1.161 Notre étude a exploré un certain nombre de ces entraves sous-jacentes à la productivité.

1.162 Ce n'est pas mon propos de reprendre ici cette étude. Mais cela pourrait vous intéresser de savoir qu'elle a reçu une large diffusion et beaucoup de commentaires favorables. La réaction que j'ai eue, aussi bien de l'étranger que d'ailleurs au Canada, a été extraordinairement positive. Elle provenait du milieu universitaire, de gens d'affaires du secteur privé et, ce qui importe le plus, de fonctionnaires.

1.163 Devant cet intérêt, ces discussions et cette rétroaction, je suis plus convaincu que jamais que la réalisation d'un rendement élevé dans la fonction publique repose sur deux éléments.

1.164 En premier lieu, les divers systèmes de rapport financiers et autres des ministères et organismes doivent être appropriés et ils doivent bien fonctionner.

1.165 En second lieu, le milieu de travail dans chaque ministère doit être conçu pour encourager les employés et reconnaître les réalisations individuelles si elles mènent à un accroissement de la productivité.

1.166 Un certain nombre de problèmes de productivité liés aux systèmes du gouvernement ont été abordés. Or, les problèmes associés aux entraves qui gênent les efforts individuels axés sur la productivité ne l'ont guère été, sinon du tout. Le présent Rapport renferme des preuves substantielles que ce genre de problèmes persiste.

1.167 Biens immobiliers. Les problèmes perturbent, par exemple, la gestion des biens immobiliers, domaine qui a fait l'objet d'une vérification d'envergure gouvernementale cette année, et dont on retrouve les résultats dans le chapitre 6.

1.168 Le manque de souci pour l'économie et l'efficience qu'a révélé la vérification prend plusieurs formes: on ne gère pas les biens immobiliers en fonction de leur valeur; on ne se conforme pas aux politiques, on n'installe pas et on n'a pas recours à des systèmes de contrôle et de surveillance efficaces.

1.169 Mais le coeur de la question est qu'on ne se sent pas tenu de rendre compte de tous les coûts afférents aux biens immobiliers que l'on détient et utilise. La responsabilité en matière de contrôle des coûts des biens immobiliers dans l'administration fédérale est tellement fragmentée qu'il existe peu de stimulants qui permettent d'atteindre la productivité escomptée.

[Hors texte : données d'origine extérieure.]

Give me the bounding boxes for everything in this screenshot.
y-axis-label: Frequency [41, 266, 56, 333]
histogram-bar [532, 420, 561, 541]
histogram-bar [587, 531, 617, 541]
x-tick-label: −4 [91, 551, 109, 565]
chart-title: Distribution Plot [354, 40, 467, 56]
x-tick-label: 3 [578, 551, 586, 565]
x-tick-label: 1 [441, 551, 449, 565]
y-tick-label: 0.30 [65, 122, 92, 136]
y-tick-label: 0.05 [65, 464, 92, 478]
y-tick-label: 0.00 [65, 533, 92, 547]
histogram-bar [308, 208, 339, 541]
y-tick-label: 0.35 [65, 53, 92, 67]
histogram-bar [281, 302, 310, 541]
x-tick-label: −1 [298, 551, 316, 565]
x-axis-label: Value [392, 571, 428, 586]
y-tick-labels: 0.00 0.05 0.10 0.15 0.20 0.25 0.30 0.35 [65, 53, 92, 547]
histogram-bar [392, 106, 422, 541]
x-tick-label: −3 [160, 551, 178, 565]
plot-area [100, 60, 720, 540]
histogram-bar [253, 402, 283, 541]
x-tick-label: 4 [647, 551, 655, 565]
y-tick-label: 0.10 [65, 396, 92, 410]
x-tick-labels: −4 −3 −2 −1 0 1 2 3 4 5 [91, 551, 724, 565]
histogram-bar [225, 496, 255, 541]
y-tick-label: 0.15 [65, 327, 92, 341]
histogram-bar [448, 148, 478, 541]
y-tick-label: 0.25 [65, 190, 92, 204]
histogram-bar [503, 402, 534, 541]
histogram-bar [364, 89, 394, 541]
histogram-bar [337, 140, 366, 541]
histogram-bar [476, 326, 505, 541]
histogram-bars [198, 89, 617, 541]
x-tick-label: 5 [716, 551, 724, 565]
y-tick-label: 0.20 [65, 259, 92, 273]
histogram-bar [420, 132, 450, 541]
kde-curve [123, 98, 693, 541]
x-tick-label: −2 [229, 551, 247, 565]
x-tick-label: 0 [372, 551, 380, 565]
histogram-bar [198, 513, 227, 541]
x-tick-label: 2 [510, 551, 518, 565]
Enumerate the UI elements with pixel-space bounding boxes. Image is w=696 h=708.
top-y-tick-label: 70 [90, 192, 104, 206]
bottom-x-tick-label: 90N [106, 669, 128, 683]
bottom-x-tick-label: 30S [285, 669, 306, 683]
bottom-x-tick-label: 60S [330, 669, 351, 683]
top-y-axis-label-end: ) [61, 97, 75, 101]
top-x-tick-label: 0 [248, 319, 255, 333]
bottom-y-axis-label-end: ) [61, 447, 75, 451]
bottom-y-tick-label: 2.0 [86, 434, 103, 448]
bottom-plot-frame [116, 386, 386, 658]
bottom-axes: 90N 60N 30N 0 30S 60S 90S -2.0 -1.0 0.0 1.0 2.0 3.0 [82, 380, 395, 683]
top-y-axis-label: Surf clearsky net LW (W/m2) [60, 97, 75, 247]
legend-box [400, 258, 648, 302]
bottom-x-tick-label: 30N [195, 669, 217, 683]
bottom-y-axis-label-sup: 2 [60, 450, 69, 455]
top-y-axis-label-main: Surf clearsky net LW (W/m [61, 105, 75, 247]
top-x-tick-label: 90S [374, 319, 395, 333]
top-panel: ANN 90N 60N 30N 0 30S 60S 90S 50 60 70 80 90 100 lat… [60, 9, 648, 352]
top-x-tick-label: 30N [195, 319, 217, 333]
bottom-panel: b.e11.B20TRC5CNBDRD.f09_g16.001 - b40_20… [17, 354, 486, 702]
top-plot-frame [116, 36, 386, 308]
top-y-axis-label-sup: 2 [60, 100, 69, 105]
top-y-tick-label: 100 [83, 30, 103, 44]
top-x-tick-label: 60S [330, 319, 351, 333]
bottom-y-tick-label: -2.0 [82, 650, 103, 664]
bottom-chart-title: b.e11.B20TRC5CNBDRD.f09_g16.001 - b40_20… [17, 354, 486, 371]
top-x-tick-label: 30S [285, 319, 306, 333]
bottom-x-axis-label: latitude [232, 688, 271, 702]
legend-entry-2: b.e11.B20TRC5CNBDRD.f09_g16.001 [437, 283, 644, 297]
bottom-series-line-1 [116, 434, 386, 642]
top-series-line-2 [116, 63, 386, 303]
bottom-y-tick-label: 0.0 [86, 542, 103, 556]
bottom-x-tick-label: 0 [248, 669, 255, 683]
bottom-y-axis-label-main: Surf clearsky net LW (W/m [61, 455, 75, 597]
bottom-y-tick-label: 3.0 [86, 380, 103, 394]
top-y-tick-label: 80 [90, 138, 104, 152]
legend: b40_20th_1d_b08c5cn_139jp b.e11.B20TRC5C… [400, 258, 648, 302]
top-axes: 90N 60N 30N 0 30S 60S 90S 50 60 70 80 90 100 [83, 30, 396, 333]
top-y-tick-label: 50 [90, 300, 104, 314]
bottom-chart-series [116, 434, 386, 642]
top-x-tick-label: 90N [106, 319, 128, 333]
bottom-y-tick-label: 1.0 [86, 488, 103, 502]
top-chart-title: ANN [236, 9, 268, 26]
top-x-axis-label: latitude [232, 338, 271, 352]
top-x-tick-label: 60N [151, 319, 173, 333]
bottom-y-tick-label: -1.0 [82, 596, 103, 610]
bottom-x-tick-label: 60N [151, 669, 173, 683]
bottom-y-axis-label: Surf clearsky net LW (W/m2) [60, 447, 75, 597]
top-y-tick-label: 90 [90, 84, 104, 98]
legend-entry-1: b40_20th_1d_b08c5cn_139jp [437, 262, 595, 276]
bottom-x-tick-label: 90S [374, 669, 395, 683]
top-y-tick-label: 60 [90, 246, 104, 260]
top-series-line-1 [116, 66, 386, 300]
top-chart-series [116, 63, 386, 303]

1.170 Déplacements. Le chapitre 7 rend compte de la gestion des déplacements dans cinq ministères. Il fournit des exemples frappants du genre de problème qui me préoccupe.

1.171 Nous avons constaté que les gestionnaires de la fonction publique ne demandaient pas des comptes assez serrés à leurs subalternes qui planifiaient des voyages. Il s'ensuit que les arrangements et les coûts sont en grande partie déterminés par le voyageur qui n'est guère incité à voyager de façon économique. Les ministères ne recueillent pas de données sur des solutions de rechange, telles que l'achat de billets d'avion à tarifs réduits ou la téléconférence.

1.172 Lorsque les contribuables canadiens accusent les responsables du gouvernement de ne pas se servir de leur argent avec assez de soin et de modération, c'est à ce genre de choses-là qu'ils pensent.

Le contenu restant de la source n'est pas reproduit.